Rui Rio, que anda há anos a criticar a forma como os partidos políticos se estão a distanciar das pessoas, não está propriamente a ajudar a fazer essa aproximação. Durante os longos e penosos 50 minutos de discurso que fez, em tom dormente, ao congresso e ao País, Rio passou em revista os temas que há mais de 30 anos o apoquentam. A justiça, o sistema político, a segurança social, o crescimento económico, os serviços públicos, a demografia. Recentemente, o presidente do PSD começou a introduzir também o tema das alterações climáticas, mas nem nisso consegue ser original.
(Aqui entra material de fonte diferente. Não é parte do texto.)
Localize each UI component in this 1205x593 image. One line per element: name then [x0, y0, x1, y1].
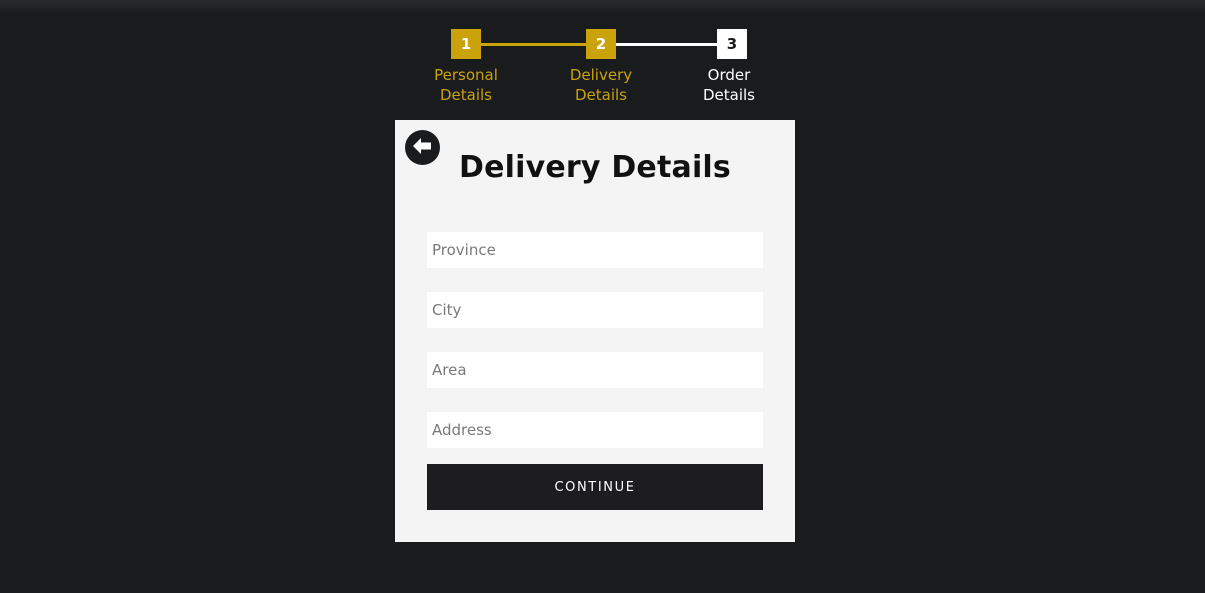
step-3-label: Order Details: [669, 65, 789, 105]
step-2-badge[interactable]: 2: [586, 29, 616, 59]
city-field[interactable]: [427, 292, 763, 328]
step-2-label-line2: Details: [574, 86, 627, 104]
step-connector-pending: [616, 43, 717, 46]
address-field[interactable]: [427, 412, 763, 448]
step-2-label[interactable]: Delivery Details: [541, 65, 661, 105]
step-3-badge: 3: [717, 29, 747, 59]
step-connector-completed: [481, 43, 586, 46]
area-field[interactable]: [427, 352, 763, 388]
step-1-badge[interactable]: 1: [451, 29, 481, 59]
delivery-details-card: Delivery Details CONTINUE: [395, 120, 795, 542]
province-field[interactable]: [427, 232, 763, 268]
page-title: Delivery Details: [459, 150, 731, 185]
step-3-label-line2: Details: [702, 86, 755, 104]
step-1-label-line1: Personal: [434, 66, 498, 84]
step-1-label[interactable]: Personal Details: [406, 65, 526, 105]
step-1-label-line2: Details: [439, 86, 492, 104]
step-3-label-line1: Order: [707, 66, 751, 84]
progress-stepper: 1 2 3 Personal Details Delivery Details …: [0, 0, 1205, 120]
step-2-label-line1: Delivery: [569, 66, 633, 84]
continue-button[interactable]: CONTINUE: [427, 464, 763, 510]
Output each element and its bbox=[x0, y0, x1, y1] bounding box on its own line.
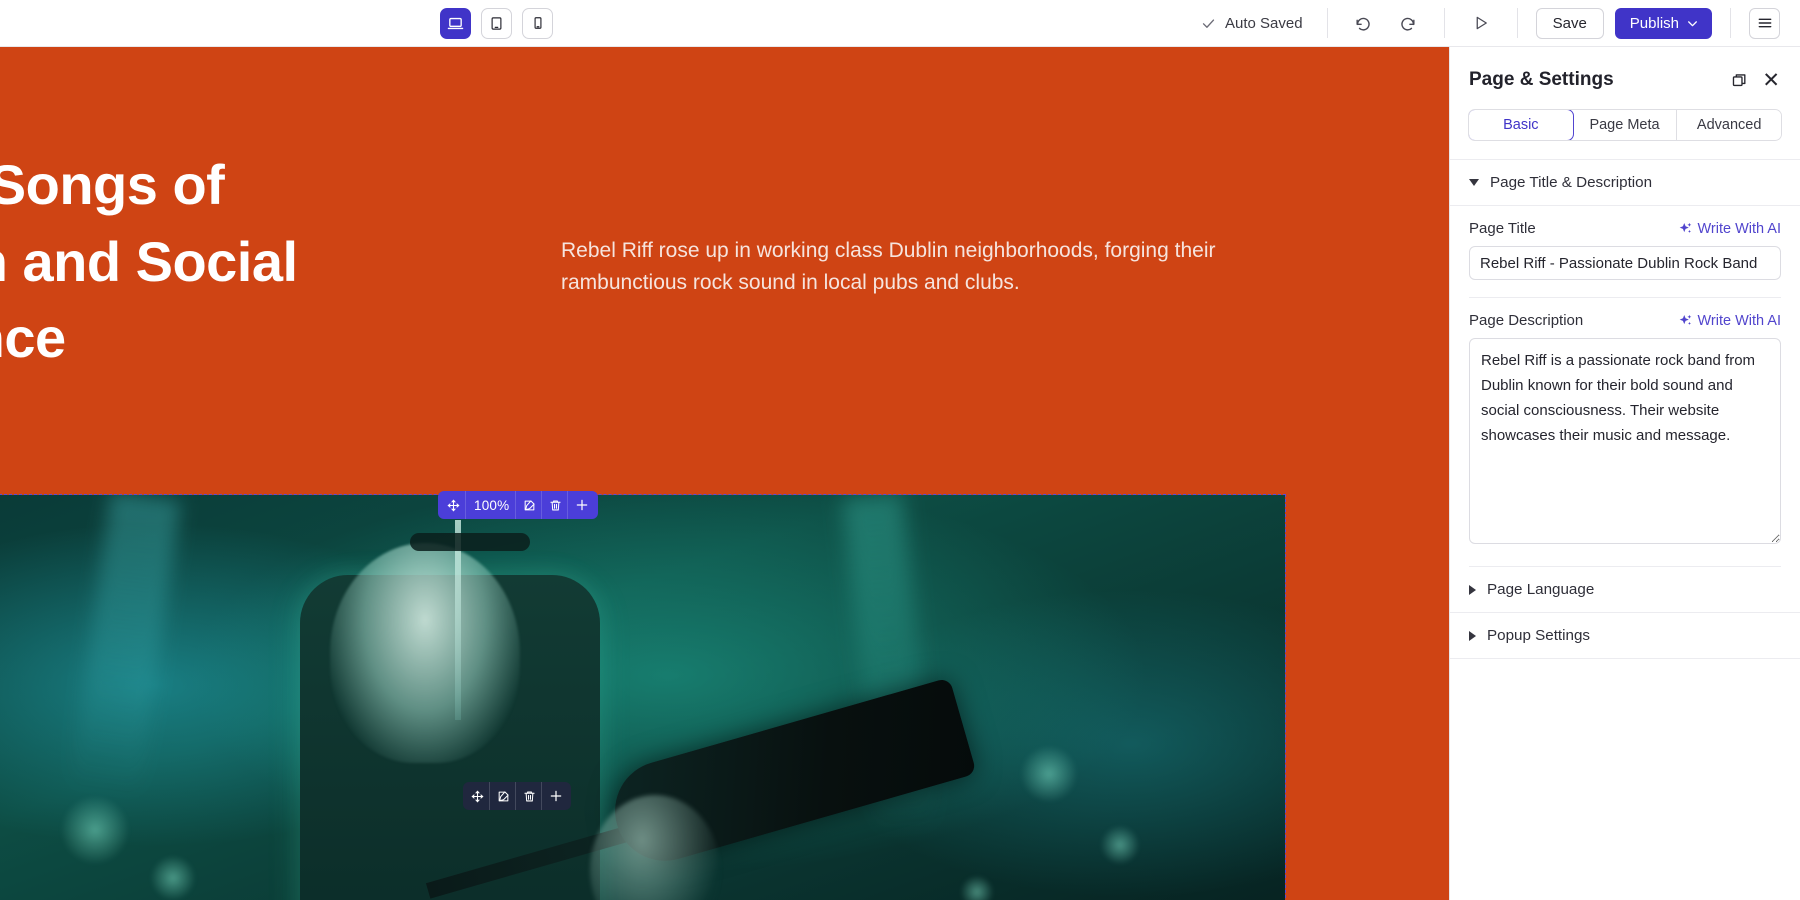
device-preview-switcher bbox=[440, 0, 553, 46]
page-title-label-row: Page Title Write With AI bbox=[1469, 206, 1781, 246]
bokeh-light-1 bbox=[60, 795, 130, 865]
autosave-label: Auto Saved bbox=[1225, 14, 1303, 32]
panel-header: Page & Settings ✕ bbox=[1450, 47, 1800, 91]
page-description-field-group: Page Description Write With AI Rebel Rif… bbox=[1450, 298, 1800, 567]
device-button-desktop[interactable] bbox=[440, 7, 471, 39]
section-toolbar-move-button[interactable] bbox=[466, 782, 490, 810]
stage-light-beam-left bbox=[69, 495, 181, 799]
page-description-ai-label: Write With AI bbox=[1697, 312, 1781, 329]
accordion-page-title-description[interactable]: Page Title & Description bbox=[1450, 160, 1800, 205]
close-panel-button[interactable]: ✕ bbox=[1762, 70, 1780, 91]
bokeh-light-4 bbox=[1100, 825, 1140, 865]
mobile-icon bbox=[534, 17, 541, 29]
hero-heading[interactable]: g Songs of on and Social ence bbox=[0, 147, 500, 377]
tab-page-meta[interactable]: Page Meta bbox=[1572, 110, 1678, 140]
edit-pencil-icon bbox=[498, 790, 509, 801]
toolbar-zoom-level[interactable]: 100% bbox=[468, 491, 517, 519]
redo-button[interactable] bbox=[1394, 9, 1422, 37]
device-button-tablet[interactable] bbox=[481, 7, 512, 39]
duplicate-panel-icon bbox=[1733, 73, 1746, 86]
toolbar-add-button[interactable] bbox=[570, 491, 594, 519]
history-controls bbox=[1328, 9, 1444, 37]
chevron-down-icon bbox=[1688, 20, 1697, 26]
microphone bbox=[410, 533, 530, 551]
undo-icon bbox=[1356, 17, 1370, 31]
toolbar-edit-button[interactable] bbox=[518, 491, 543, 519]
section-floating-toolbar bbox=[463, 782, 571, 810]
section-toolbar-delete-button[interactable] bbox=[518, 782, 542, 810]
accordion-popup-settings[interactable]: Popup Settings bbox=[1450, 613, 1800, 658]
trash-icon bbox=[524, 791, 535, 801]
tablet-icon bbox=[491, 16, 502, 30]
accordion-page-language[interactable]: Page Language bbox=[1450, 567, 1800, 612]
page-description-label-row: Page Description Write With AI bbox=[1469, 298, 1781, 338]
accordion-label-page-title-description: Page Title & Description bbox=[1490, 174, 1653, 191]
hero-paragraph[interactable]: Rebel Riff rose up in working class Dubl… bbox=[561, 235, 1241, 299]
accordion-label-popup-settings: Popup Settings bbox=[1487, 627, 1591, 644]
trash-icon bbox=[550, 500, 561, 510]
page-builder-app: Auto Saved Save Publish Songs of and Soc… bbox=[0, 0, 1800, 900]
plus-icon bbox=[577, 499, 588, 511]
hero-section[interactable]: g Songs of on and Social ence Rebel Riff… bbox=[0, 47, 1449, 442]
preview-controls bbox=[1445, 9, 1517, 37]
bokeh-light-2 bbox=[150, 855, 196, 900]
undo-button[interactable] bbox=[1350, 9, 1378, 37]
panel-title: Page & Settings bbox=[1469, 69, 1614, 90]
selected-image-block[interactable] bbox=[0, 494, 1286, 900]
tab-basic[interactable]: Basic bbox=[1469, 110, 1574, 140]
main-menu-group bbox=[1731, 7, 1800, 39]
accordion-label-page-language: Page Language bbox=[1487, 581, 1595, 598]
hamburger-menu-button[interactable] bbox=[1749, 7, 1780, 39]
toolbar-move-button[interactable] bbox=[442, 491, 466, 519]
hamburger-menu-icon bbox=[1758, 18, 1771, 28]
save-button[interactable]: Save bbox=[1535, 7, 1604, 39]
page-title-write-with-ai-button[interactable]: Write With AI bbox=[1678, 221, 1781, 237]
editor-canvas[interactable]: g Songs of on and Social ence Rebel Riff… bbox=[0, 47, 1449, 900]
move-arrows-icon bbox=[471, 790, 484, 802]
desktop-icon bbox=[447, 17, 464, 29]
tab-advanced[interactable]: Advanced bbox=[1677, 110, 1781, 140]
caret-right-icon bbox=[1469, 630, 1476, 641]
check-icon bbox=[1202, 18, 1215, 28]
caret-right-icon bbox=[1469, 584, 1476, 595]
publish-actions: Save Publish bbox=[1518, 7, 1730, 39]
page-title-input[interactable] bbox=[1469, 246, 1781, 280]
plus-icon bbox=[550, 790, 562, 802]
image-floating-toolbar: 100% bbox=[438, 491, 599, 519]
toolbar-delete-button[interactable] bbox=[544, 491, 569, 519]
page-description-textarea[interactable]: Rebel Riff is a passionate rock band fro… bbox=[1469, 338, 1781, 544]
musician-hair bbox=[330, 543, 520, 763]
autosave-status: Auto Saved bbox=[1201, 8, 1327, 38]
page-description-write-with-ai-button[interactable]: Write With AI bbox=[1678, 313, 1781, 329]
duplicate-panel-button[interactable] bbox=[1731, 72, 1748, 89]
edit-pencil-icon bbox=[524, 499, 535, 510]
redo-icon bbox=[1401, 17, 1415, 31]
publish-button[interactable]: Publish bbox=[1614, 7, 1712, 39]
page-description-label: Page Description bbox=[1469, 312, 1584, 329]
section-toolbar-edit-button[interactable] bbox=[492, 782, 516, 810]
page-settings-panel: Page & Settings ✕ Basic Page Meta Advanc… bbox=[1449, 47, 1800, 900]
topbar-left-spacer bbox=[0, 0, 440, 46]
page-title-field-group: Page Title Write With AI bbox=[1450, 206, 1800, 298]
play-preview-icon bbox=[1476, 16, 1487, 30]
sparkle-icon bbox=[1680, 222, 1692, 233]
panel-tabs: Basic Page Meta Advanced bbox=[1468, 109, 1782, 141]
bokeh-light-3 bbox=[1020, 745, 1078, 803]
section-toolbar-add-button[interactable] bbox=[544, 782, 568, 810]
panel-divider-popup bbox=[1450, 658, 1800, 659]
sparkle-icon bbox=[1680, 314, 1692, 325]
page-title-label: Page Title bbox=[1469, 220, 1536, 237]
page-title-ai-label: Write With AI bbox=[1697, 220, 1781, 237]
device-button-mobile[interactable] bbox=[522, 7, 553, 39]
preview-button[interactable] bbox=[1467, 9, 1495, 37]
caret-down-icon bbox=[1469, 179, 1479, 186]
bokeh-light-5 bbox=[960, 875, 994, 900]
concert-photo bbox=[0, 495, 1285, 900]
top-toolbar: Auto Saved Save Publish bbox=[0, 0, 1800, 47]
publish-label: Publish bbox=[1629, 14, 1679, 32]
panel-header-actions: ✕ bbox=[1731, 70, 1780, 91]
move-arrows-icon bbox=[447, 499, 460, 511]
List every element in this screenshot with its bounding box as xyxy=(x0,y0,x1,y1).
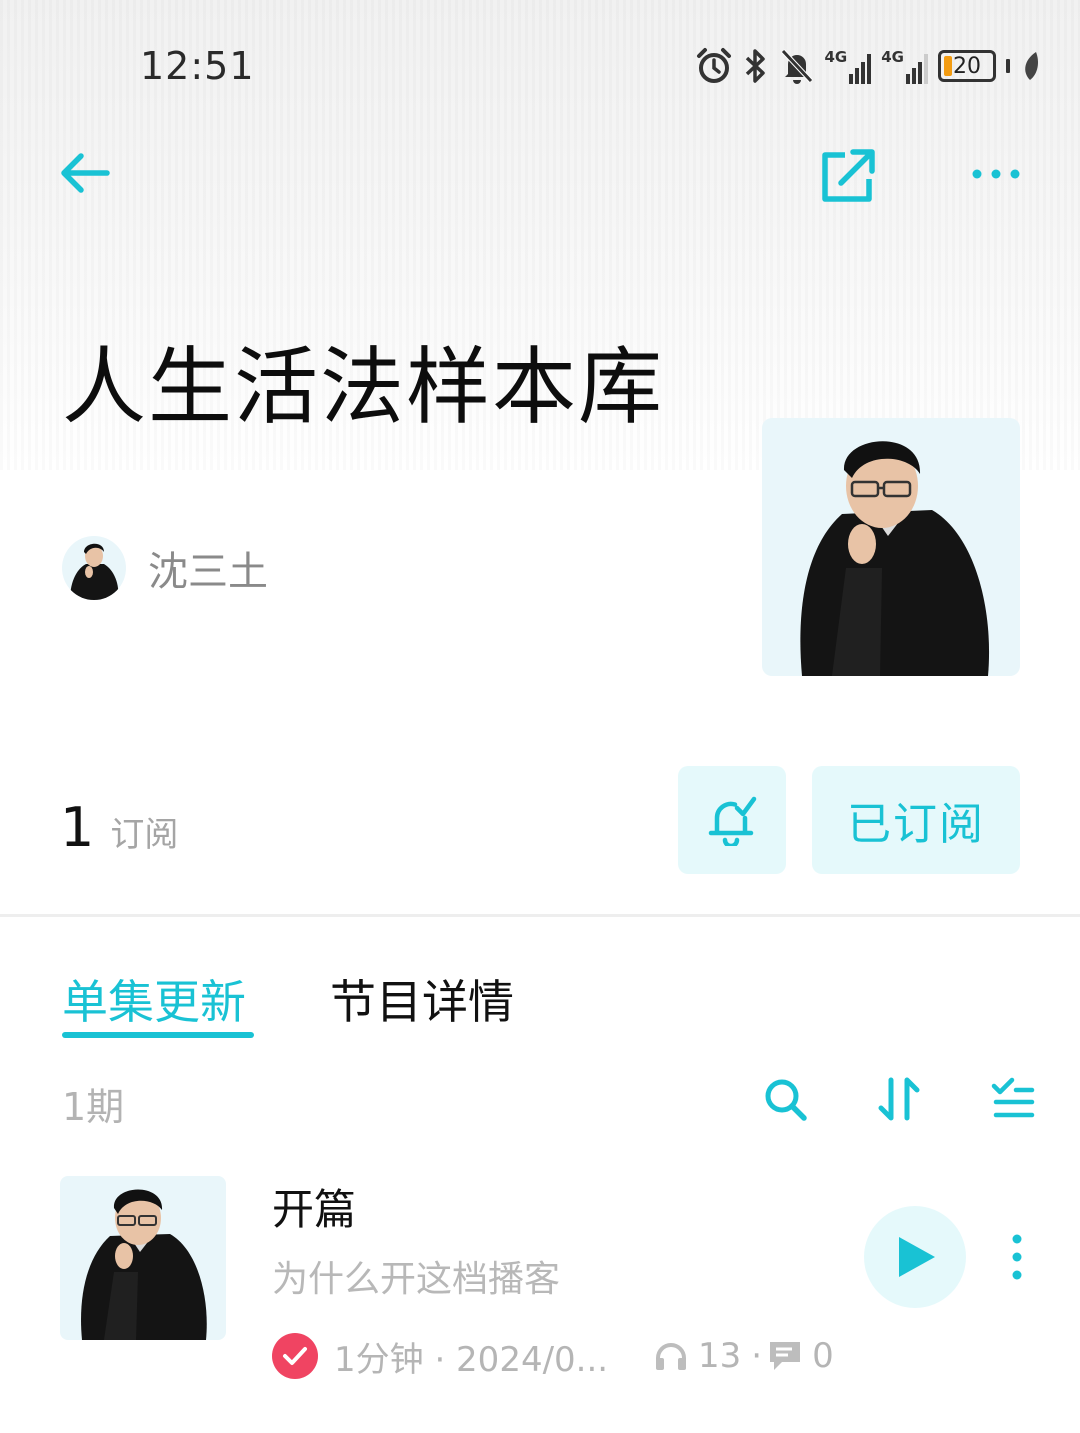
author-row[interactable]: 沈三土 xyxy=(62,536,268,600)
subscriber-label: 订阅 xyxy=(110,815,179,855)
sort-button[interactable] xyxy=(872,1072,926,1126)
played-check-icon xyxy=(272,1333,318,1379)
active-tab-indicator xyxy=(62,1032,254,1038)
more-horizontal-icon xyxy=(972,169,1020,179)
podcast-title: 人生活法样本库 xyxy=(62,338,665,436)
subscribed-button[interactable]: 已订阅 xyxy=(812,766,1020,874)
bell-muted-icon xyxy=(780,49,813,84)
back-button[interactable] xyxy=(54,142,116,204)
cellular-signal-1: 4G xyxy=(825,48,872,84)
episode-count: 1期 xyxy=(62,1085,125,1129)
notification-bell-button[interactable] xyxy=(678,766,786,874)
network-type-1: 4G xyxy=(824,48,848,66)
battery-level: 20 xyxy=(953,53,981,79)
comment-count: 0 xyxy=(768,1336,834,1376)
comment-icon xyxy=(770,1342,801,1370)
share-button[interactable] xyxy=(812,140,884,212)
episode-title[interactable]: 开篇 xyxy=(272,1176,356,1237)
subscriber-count: 1 xyxy=(60,796,95,859)
headphones-icon xyxy=(656,1343,686,1370)
play-icon xyxy=(899,1237,935,1277)
bluetooth-icon xyxy=(745,49,765,83)
sort-icon xyxy=(878,1077,920,1121)
cover-photo xyxy=(762,418,1020,676)
arrow-left-icon xyxy=(61,153,110,193)
episode-cover[interactable] xyxy=(60,1176,226,1340)
episode-meta: 1分钟 · 2024/0... 13 · 0 xyxy=(272,1332,834,1380)
battery-icon: 20 xyxy=(938,50,996,82)
play-count-value: 13 xyxy=(698,1336,742,1376)
alarm-icon xyxy=(696,48,731,83)
play-count: 13 · xyxy=(654,1336,762,1376)
checklist-icon xyxy=(991,1077,1035,1118)
share-external-icon xyxy=(822,149,875,202)
episode-duration-date: 1分钟 · 2024/0... xyxy=(334,1339,609,1380)
episode-description: 为什么开这档播客 xyxy=(272,1259,561,1300)
tab-episode-updates[interactable]: 单集更新 xyxy=(62,966,246,1032)
subscriber-info: 1 订阅 xyxy=(60,796,178,859)
episode-cover-photo xyxy=(60,1176,226,1340)
avatar-photo xyxy=(62,536,126,600)
tab-program-details[interactable]: 节目详情 xyxy=(330,966,514,1032)
search-icon xyxy=(765,1079,807,1121)
search-episodes-button[interactable] xyxy=(758,1072,812,1126)
author-avatar[interactable] xyxy=(62,536,126,600)
leaf-icon xyxy=(1025,52,1038,80)
status-icons: 4G 4G 20 xyxy=(695,44,1041,88)
author-name[interactable]: 沈三土 xyxy=(148,539,268,597)
more-vertical-icon xyxy=(1012,1234,1022,1280)
section-divider xyxy=(0,914,1080,917)
meta-separator: · xyxy=(751,1336,763,1376)
status-time: 12:51 xyxy=(140,44,255,88)
more-button[interactable] xyxy=(960,150,1032,198)
episode-more-button[interactable] xyxy=(1000,1230,1034,1284)
batch-manage-button[interactable] xyxy=(986,1072,1040,1126)
cellular-signal-2: 4G xyxy=(881,48,928,84)
bell-check-icon xyxy=(708,796,757,846)
comment-count-value: 0 xyxy=(812,1336,834,1376)
network-type-2: 4G xyxy=(881,48,904,66)
play-episode-button[interactable] xyxy=(864,1206,966,1308)
podcast-cover[interactable] xyxy=(762,418,1020,676)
Talvez Rui Rui não queira ser original. Talvez estas sejam, de facto, as grandes linhas da ação política do PSD que o presidente agora reeleito quer implementar nos próximos dois anos. Mas isto encerra dois problemas graves: o primeiro é o de encontrar uma resposta no discurso de Rui Rio ao como e ao quando. Como é que o PSD quer reformar a segurança social, tendo em conta que dois anos ainda não parecem ter sido suficientes para apresentar propostas concretas? Como é que o PSD quer combater as alterações climáticas, o que estamos a fazer de errado e que propostas alternativas tem o partido? Que modelo económico tem o PSD assim tão diferente do Partido Socialista que retire a economia portuguesa desta letargia em que se encontra há décadas? Quando é que o Partido Social Democrata conta conseguir fazer a tão desejada reforma do sistema político, se para isso é preciso entender-se com o Partido Socialista e António Costa não quer?
Mas o discurso de Rui Rio tem um segundo problema: é ser feito em politiquês e não em português. E falar politiquês é precisamente fazer este discurso repetitivo, cheio de frases feitas. Verdadeiras, muitas delas, mas que já não dizem rigorosamente nada às pessoas. É fazer um discurso cheio de generalidades sem nunca descer ao concreto, ao dia a dia de quem o está a ouvir. É não compreender que a política e as reformas começam em pequenas coisas. Nas pequenas conquistas. Do discurso de Viana do Castelo do presidente do PSD não saiu nada sobre a ação do PSD nos próximos meses. Nenhuma orientação política sobre presidenciais ou sobre autárquicas que o país não soubesse já. Podemos achar, como acho, que Rui Rio é um político coerente e teimoso, que não abdica das suas ideias e que as defende até ao fim. Mas para quem ambiciona ser primeiro-ministro, isto é claramente curto e nada mobilizador.
Por isso, a pergunta que me ocorre, no final de mais um congresso, é para que é que ele serviu, para além de eleger os órgãos do partido? Os congressos - tal como as campanhas eleitorais, já agora - são cada vez mais o espelho de uma degradação acelerada dos partidos ditos tradicionais. Eles servem cada vez menos para discutir ideias, para delinear estratégias ou para construir alternativas políticas para o país. E são cada vez mais uma enorme encenação, que atrai cada vez menos gente e, mais grave ainda, diz cada vez menos aos cidadãos.
É por isso que a reflexão a ser feita tem de ser muito mais profunda. Antes de quererem reformar o País, os partidos têm obrigatoriamente que se reformar a si próprios e recuperar a credibilidade que estão a perder todos os dias. Sob pena de continuarem a abrir brechas que deixam aumentar o caudal populista, demagógico e antidemocrático de partidos oportunistas que se alimentam do sofrimento e da desilusão do eleitorado.